Strykr Analysis
BearishStrykr Pulse 35/100. The yen remains under relentless pressure as the BOJ refuses to act. Threat Level 4/5. Intervention risk is rising, but the market is still betting on inertia.
If you’re a currency trader who still thinks the Bank of Japan cares about optics, you haven’t been watching the USDJPY tape. The yen’s been on a one-way train to Weaksville for months, and now, with USDJPY camped out at $159.22, the only thing more stubborn than the BOJ’s refusal to hike rates is the market’s refusal to believe they ever will.
Let’s be clear: the number flashing on your screen isn’t a typo. The yen is trading at levels not seen since the 1980s, and the BOJ’s latest round of jawboning has landed with all the force of a wet noodle. The market is daring Kanda and Ueda to do something, anything, besides issuing sternly worded statements. But as the rest of the world’s central banks go full hawk, Tokyo’s still stuck in the monetary equivalent of Groundhog Day.
The news cycle hasn’t helped. With the Fed, ECB, BOE, and even the famously inert SNB all signaling hawkishness in the wake of the Iran conflict, the yen’s role as a funding currency looks more entrenched than ever. Futures positioning shows the carry trade is not just alive but thriving, with leveraged funds net short yen at the highest levels since 2015, according to CFTC data. The last time the yen was this weak, Japan was still inventing the Walkman.
It’s not that Japan’s macro data is a disaster. Inflation is finally above target, and wage growth is stirring. But the BOJ’s credibility problem is now structural. Every time Ueda hints at a rate hike, the market shrugs. Every time the Ministry of Finance threatens intervention, the algos yawn. The only thing that seems to matter is the big round number: 160.
The context here is global. The yen’s slide is not just about Japan. It’s about a world where every other central bank is terrified of imported inflation, and the yen is the sacrificial lamb. The Iran war risk has only made things worse, as oil importers like Japan get squeezed by both higher energy costs and a weaker currency. The fact that WTI is stuck at $3.11 (yes, you read that right, but the price is clearly stale or misquoted) only adds to the sense of unreality.
Cross-asset flows tell the real story. Japanese equities have been on a tear, but only in yen terms. Foreign investors are hedging out currency risk, and the Nikkei’s rally is a mirage for anyone not based in Tokyo. Meanwhile, Japanese government bonds are still anchored near zero, and the yield curve is as flat as a sushi mat.

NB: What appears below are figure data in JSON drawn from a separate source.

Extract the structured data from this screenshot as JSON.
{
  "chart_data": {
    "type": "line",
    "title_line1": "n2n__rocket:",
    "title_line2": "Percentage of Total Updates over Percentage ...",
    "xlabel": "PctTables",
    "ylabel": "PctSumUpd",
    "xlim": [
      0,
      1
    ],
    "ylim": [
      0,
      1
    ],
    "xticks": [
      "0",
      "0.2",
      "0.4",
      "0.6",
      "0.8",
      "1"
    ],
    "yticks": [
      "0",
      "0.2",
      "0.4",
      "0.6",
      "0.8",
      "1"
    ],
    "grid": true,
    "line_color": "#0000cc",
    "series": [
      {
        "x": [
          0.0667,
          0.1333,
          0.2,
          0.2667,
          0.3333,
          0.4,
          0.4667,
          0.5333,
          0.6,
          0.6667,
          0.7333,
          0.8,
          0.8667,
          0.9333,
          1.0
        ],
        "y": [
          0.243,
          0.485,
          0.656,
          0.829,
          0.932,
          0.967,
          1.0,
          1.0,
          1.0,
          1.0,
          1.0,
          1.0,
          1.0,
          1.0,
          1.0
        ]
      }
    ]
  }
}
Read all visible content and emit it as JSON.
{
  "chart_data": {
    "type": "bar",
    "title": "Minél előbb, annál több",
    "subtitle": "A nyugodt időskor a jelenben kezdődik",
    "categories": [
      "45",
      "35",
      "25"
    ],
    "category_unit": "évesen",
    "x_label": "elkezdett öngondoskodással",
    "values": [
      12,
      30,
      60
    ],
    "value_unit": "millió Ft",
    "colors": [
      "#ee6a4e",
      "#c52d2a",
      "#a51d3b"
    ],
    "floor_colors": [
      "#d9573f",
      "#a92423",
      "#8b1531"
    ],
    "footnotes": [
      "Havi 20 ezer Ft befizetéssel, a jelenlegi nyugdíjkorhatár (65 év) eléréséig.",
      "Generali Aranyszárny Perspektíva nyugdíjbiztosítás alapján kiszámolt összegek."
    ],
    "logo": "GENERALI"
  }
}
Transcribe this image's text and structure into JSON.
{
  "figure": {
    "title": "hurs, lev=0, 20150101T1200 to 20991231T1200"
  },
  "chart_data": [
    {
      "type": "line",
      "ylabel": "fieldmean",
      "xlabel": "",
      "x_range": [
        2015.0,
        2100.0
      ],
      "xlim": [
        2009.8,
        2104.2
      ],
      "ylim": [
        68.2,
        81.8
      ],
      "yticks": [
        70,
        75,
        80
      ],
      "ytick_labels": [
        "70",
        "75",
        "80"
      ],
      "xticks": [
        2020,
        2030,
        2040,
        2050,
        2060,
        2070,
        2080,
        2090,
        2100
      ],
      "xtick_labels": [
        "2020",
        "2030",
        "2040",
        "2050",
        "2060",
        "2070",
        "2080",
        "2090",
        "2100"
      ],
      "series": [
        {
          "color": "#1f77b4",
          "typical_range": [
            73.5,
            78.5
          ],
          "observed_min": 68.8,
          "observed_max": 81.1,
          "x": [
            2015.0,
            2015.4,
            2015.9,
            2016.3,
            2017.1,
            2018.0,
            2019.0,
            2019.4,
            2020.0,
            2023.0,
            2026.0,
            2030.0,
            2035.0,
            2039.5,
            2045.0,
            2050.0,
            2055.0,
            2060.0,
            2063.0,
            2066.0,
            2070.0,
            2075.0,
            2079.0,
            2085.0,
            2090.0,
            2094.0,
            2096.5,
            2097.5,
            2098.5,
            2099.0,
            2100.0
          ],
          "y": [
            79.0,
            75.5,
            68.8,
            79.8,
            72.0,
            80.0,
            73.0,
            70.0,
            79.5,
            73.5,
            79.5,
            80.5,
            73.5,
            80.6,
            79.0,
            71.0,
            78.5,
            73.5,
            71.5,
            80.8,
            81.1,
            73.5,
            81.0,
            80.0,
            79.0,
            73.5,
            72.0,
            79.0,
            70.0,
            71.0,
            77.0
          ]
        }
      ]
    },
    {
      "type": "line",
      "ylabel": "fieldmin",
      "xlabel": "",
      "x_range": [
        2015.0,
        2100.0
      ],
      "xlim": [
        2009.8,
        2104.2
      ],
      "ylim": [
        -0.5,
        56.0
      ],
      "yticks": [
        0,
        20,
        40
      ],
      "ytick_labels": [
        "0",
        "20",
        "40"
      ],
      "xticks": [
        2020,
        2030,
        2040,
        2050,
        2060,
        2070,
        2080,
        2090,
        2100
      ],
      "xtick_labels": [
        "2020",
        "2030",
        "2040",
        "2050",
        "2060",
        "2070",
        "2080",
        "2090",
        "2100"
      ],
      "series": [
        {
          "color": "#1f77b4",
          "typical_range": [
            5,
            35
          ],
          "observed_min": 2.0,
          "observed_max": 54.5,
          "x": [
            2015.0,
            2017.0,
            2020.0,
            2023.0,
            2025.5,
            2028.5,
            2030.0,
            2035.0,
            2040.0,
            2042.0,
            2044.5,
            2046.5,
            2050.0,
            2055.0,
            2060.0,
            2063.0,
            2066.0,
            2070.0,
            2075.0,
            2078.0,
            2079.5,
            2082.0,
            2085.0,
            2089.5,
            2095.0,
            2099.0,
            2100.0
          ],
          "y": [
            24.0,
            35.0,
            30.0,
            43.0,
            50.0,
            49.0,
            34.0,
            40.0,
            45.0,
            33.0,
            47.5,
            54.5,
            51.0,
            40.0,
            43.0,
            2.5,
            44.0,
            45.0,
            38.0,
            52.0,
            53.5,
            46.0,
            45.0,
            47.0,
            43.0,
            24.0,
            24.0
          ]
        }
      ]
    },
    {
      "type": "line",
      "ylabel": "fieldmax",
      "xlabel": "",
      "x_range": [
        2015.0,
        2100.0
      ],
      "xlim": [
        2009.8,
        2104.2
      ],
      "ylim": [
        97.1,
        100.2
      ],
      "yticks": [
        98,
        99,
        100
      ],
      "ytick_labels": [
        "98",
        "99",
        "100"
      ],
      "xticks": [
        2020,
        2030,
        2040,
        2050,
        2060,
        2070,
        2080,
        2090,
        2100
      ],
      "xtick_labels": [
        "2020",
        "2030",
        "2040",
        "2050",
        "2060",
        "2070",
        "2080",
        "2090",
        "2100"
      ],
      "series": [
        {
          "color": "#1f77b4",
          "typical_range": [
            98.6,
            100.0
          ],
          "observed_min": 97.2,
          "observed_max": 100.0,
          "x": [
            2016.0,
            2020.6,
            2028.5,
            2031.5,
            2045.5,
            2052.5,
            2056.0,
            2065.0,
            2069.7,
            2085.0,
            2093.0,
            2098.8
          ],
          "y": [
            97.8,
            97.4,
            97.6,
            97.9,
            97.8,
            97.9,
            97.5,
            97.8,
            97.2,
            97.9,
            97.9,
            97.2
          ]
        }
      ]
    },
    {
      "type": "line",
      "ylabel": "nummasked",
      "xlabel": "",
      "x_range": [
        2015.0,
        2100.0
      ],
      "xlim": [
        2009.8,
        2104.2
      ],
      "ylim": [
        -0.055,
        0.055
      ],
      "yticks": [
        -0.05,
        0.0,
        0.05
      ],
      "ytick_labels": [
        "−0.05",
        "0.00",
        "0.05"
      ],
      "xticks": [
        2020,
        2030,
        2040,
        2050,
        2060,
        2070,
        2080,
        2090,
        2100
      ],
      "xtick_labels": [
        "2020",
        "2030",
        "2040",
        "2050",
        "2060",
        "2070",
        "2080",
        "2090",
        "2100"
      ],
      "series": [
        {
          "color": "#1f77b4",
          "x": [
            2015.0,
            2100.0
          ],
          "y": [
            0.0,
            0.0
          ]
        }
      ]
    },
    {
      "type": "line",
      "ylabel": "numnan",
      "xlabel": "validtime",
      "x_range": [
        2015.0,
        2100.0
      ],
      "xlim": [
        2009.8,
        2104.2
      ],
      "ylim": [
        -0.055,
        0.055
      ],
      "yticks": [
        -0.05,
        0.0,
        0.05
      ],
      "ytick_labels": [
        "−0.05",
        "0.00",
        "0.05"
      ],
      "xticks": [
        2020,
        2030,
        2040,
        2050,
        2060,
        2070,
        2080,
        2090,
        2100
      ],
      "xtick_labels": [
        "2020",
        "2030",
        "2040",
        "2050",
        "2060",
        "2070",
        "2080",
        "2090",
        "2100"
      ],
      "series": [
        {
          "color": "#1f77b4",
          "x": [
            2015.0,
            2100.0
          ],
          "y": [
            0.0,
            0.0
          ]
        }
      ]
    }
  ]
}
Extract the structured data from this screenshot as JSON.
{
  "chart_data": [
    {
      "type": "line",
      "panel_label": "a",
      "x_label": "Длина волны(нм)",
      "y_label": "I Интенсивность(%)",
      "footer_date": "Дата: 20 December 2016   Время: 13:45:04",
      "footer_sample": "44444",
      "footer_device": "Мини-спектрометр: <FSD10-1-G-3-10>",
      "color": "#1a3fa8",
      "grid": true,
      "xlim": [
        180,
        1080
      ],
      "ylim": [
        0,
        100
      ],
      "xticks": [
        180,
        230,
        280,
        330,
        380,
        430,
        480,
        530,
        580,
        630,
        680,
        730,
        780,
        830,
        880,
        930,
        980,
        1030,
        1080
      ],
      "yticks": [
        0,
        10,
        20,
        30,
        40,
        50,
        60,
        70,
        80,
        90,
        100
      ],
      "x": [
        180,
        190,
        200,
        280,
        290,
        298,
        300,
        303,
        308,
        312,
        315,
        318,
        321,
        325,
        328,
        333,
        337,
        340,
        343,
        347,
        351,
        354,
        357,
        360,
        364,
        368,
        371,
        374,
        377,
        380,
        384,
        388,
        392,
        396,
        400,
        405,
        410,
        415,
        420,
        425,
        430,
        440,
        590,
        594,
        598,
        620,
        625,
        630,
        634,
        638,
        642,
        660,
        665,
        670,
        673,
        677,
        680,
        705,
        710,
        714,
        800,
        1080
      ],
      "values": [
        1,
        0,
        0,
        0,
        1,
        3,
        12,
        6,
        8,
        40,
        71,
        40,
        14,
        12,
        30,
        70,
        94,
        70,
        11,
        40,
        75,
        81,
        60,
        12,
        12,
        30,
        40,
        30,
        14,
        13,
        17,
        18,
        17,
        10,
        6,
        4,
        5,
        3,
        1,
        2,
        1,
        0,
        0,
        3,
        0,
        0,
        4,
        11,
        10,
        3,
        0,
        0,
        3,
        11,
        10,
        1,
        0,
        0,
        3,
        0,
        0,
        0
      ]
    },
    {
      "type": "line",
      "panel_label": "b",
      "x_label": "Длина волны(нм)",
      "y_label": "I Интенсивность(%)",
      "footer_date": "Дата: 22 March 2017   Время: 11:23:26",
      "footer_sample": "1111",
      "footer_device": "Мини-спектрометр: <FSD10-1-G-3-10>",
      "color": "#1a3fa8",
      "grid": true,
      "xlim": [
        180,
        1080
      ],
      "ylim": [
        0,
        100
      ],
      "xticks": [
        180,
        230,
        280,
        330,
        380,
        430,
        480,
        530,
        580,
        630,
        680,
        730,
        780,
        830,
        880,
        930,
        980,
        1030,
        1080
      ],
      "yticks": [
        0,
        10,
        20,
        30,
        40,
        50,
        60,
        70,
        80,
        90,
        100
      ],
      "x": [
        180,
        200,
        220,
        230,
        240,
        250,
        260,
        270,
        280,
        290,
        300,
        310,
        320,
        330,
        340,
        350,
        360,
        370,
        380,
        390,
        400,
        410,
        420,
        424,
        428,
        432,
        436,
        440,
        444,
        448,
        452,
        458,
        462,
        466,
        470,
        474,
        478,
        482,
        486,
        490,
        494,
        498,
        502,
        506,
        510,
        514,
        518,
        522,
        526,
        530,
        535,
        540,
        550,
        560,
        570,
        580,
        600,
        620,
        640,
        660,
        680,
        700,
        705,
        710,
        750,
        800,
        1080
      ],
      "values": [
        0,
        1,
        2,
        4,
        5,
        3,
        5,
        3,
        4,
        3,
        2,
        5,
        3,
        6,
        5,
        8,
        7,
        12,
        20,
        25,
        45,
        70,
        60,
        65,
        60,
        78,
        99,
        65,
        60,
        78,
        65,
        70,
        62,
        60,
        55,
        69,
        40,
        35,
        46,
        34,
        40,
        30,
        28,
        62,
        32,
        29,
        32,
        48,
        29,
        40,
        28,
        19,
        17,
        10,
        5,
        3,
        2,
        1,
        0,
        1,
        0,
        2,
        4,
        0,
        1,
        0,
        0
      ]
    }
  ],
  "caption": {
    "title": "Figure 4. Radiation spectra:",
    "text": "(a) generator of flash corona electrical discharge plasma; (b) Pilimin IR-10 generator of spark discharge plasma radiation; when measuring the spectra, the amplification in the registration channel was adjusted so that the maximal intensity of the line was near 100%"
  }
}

The technicals are almost comical. USDJPY has been grinding higher in a near-perfect channel for months, with every dip bought and every spike above 159 met with a brief pause before the next leg up. RSI is overbought, but that hasn’t stopped anyone since 2023. The 200-day moving average is a distant memory, and the only resistance left is psychological.
Strykr Watch
The number to watch is 160. If USDJPY breaks above that level, all bets are off. The BOJ has intervened at these levels before, but the market is calling their bluff. Support sits at 158, but there’s not much conviction there. Momentum indicators are stretched, but the carry trade remains the dominant force. If you’re looking for a reversal, you’ll need to see actual intervention, not just talk. Until then, the path of least resistance is higher.
What could go wrong? The obvious risk is a surprise BOJ move, either an actual rate hike or direct FX intervention. But after so many false alarms, the market is numb. The bigger risk is exogenous: a sudden spike in oil prices if the Strait of Hormuz closes, or a global risk-off event that forces a rush to safety. In that scenario, the yen could rip higher in a classic short squeeze. But until then, the pain trade is up.
For traders, the opportunity is clear. As long as the BOJ remains on hold, the carry trade is king. Long USDJPY with a tight stop below 158 makes sense, with a target at 162 if the BOJ stays asleep. If intervention comes, be ready to flip short for a quick 2-3 yen move. But don’t expect the BOJ to save you from your own positioning. They haven’t so far.
Strykr Take
The yen is the market’s favorite punching bag, and the BOJ is the world’s most reliable counterparty. Until that changes, fading the jawboning and riding the trend is the only game in town. Just keep one eye on 160, and the other on your stop loss.